Buying a foreclosure or REO property in
What's an REO?
REO's or Real Estate Owned are properties that have been foreclosed upon which the bank or mortage company now owns. This is not the same as real estate up for foreclosure auction. When buying a property during a foreclosure sale, you must pay at least the loan balance plus any interest and other fees amassed during the foreclosure process. The buyer must also be able to pay with cash in hand. And on top of all that, you'll receive the property totally as is. That possibly will consist of prevailing liens and even current residents that may require eviction.
A REO, on the other hand, is a much cleaner and attractive transaction. The REO property did not find a buyer during foreclosure auction. Now the lender owns it. The bank will handle the elimination of tax liens, evict occupants if needed and generally organize for the issuance of a title insurance policy to the buyer at closing. Do be aware that REOs may be exempt from standard disclosure requirements. In California, for example, banks do not have to give a Transfer Disclosure Statement, a document that normally requires sellers to disclose any defects of which they are informed.
Is an REO in Rancho Palos Verdes a bargain?
It is occasionally believed that any REO must be a good deal and an possibility for easy money. This isn't always true. You have to be prudent about buying a REO if your intent is profit from the sell. While it's true that the bank is usually anxious to sell it soon, they are also strongly interested to get as much as they can for it. When pondering the value of a REO, you need to look closely at comparable sales in the neighborhood and be sure to take into account the time and cost of any repairs or remodeling needed to prepare the house for resale. It is possible to find REOs with money-making potential, and many people do very well flipping foreclosures. However there are also many REO's that are not good buys and may lose money.
All set to make an offer?
Most banks have a REO department that you'll work with while buying a REO property from them. Commonly the REO department will use a listing agent to get their REO properties listed on the local MLS. Prior to making your offer, you'll want to contact either the listing agent or REO department at the bank and discover as much as you can about what they know about the condition of the property and what their process is for receiving offers. Since banks almost always sell REO properties "as is", it may be in your best interest to include an inspection contingency in your offer that gives you time to check for unseen damage and terminate the offer if you find it.

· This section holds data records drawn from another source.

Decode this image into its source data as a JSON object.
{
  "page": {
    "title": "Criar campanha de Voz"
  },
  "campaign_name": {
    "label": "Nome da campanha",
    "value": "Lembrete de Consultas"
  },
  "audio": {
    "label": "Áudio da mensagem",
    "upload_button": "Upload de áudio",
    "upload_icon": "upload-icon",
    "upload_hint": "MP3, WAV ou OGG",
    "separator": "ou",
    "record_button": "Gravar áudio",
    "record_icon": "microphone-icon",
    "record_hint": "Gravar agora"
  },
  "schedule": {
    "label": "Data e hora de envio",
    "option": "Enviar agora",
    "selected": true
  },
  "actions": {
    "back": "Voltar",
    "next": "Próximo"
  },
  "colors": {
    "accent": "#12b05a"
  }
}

As with making any offer on real estate, providing documentation of your ability to pay may make your offer more attractive, such as a pre-approval letter from a lender. After you've submitted your offer, you can expect the bank to counter offer. At this point it will be up to you to decide whether to accept their counter, or offer a counter to the counter offer. Be aware, you'll be working with a process that generally involves several people at the bank, and they don't work evenings or weekends. It's typical for the process of offers and counter offers to take days or even weeks.